Colour-Sergeant Hughes retired from the Royal Scots Fusiliers on 14th February 1894 with thirty-eight years’ service.  During the Second Boer War (1899-1902) he was recalled and served for a further two years.

When the United Kingdom entered World War One on 4th August 1914, Lord Kitchener appointed Colour-Sergeant Thomas Hughes, then aged 75, as recruiting officer for the Ardrossan and Saltcoats area, a post he served for two years.

When the Ardrossan Branch of the British Legion was formed on Thursday 3rd April 1924 at Castlecraigs, Ardrossan, Colour-Sergeant Thomas Hughes then aged 85, was the oldest member there and the first person to receive the new British Legion badge.

Thomas Hughes married Mary Anne Farrington, daughter of John Farrington, at St. Nicholas of Myra Roman Catholic Church, Dublin on 10th September 1865.  They had eight children: Sarah born 1866 Abbey, Paisley; John Patrick born 1868 Enniskillen, County Fermanagh, Ireland; Catherine, born 1871 Bangalore, Madras, India; Thomas Joseph, born 1872 Bangalore, Madras, India; James, born 1877 Lochwinnoch; Peter, born 1879 Lochwinnoch; Joseph Angelo, born 1881, 5 Crawford Street, Largs and Charles born 1883 Largs.

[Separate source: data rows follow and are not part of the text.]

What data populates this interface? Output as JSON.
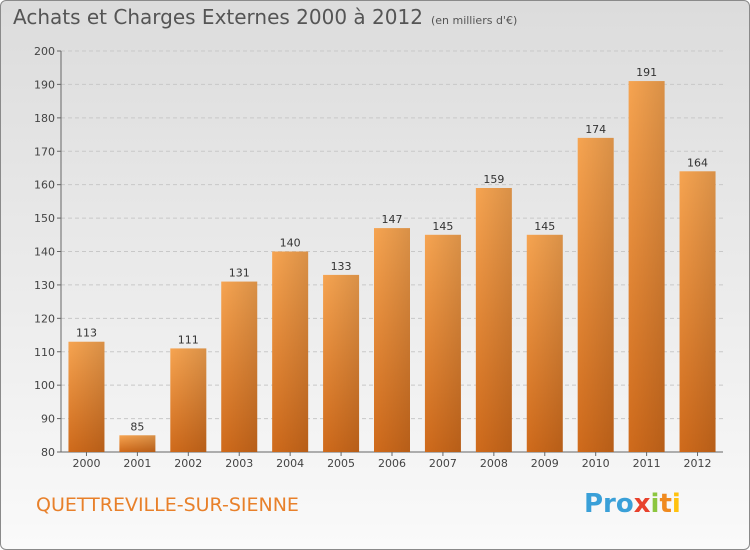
{
  "header": {
    "title": "Achats et Charges Externes 2000 à 2012",
    "unit": "(en milliers d'€)"
  },
  "commune": "QUETTREVILLE-SUR-SIENNE",
  "logo": {
    "letters": [
      "Pro",
      "x",
      "i",
      "t",
      "i"
    ]
  },
  "colors": {
    "bar_top": "#f6a451",
    "bar_bottom": "#cf6a1b",
    "accent": "#e8802a"
  },
  "chart_data": {
    "type": "bar",
    "title": "Achats et Charges Externes 2000 à 2012",
    "subtitle": "(en milliers d'€)",
    "categories": [
      "2000",
      "2001",
      "2002",
      "2003",
      "2004",
      "2005",
      "2006",
      "2007",
      "2008",
      "2009",
      "2010",
      "2011",
      "2012"
    ],
    "values": [
      113,
      85,
      111,
      131,
      140,
      133,
      147,
      145,
      159,
      145,
      174,
      191,
      164
    ],
    "ylim": [
      80,
      200
    ],
    "yticks": [
      80,
      90,
      100,
      110,
      120,
      130,
      140,
      150,
      160,
      170,
      180,
      190,
      200
    ],
    "grid": true,
    "legend": "none"
  }
}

Thomas died 21 May 1928, 11.50am at 62 Glasgow Street, Ardrossan, aged 89, and was buried with his wife Mary Anne in Ardrossan Cemetery, Section South B, Lair 183a/b. During his long service of 42 years Colour-Sergeant Thomas Hughes served under three British Sovereigns – Queen Victoria, King Edward VII and King George V.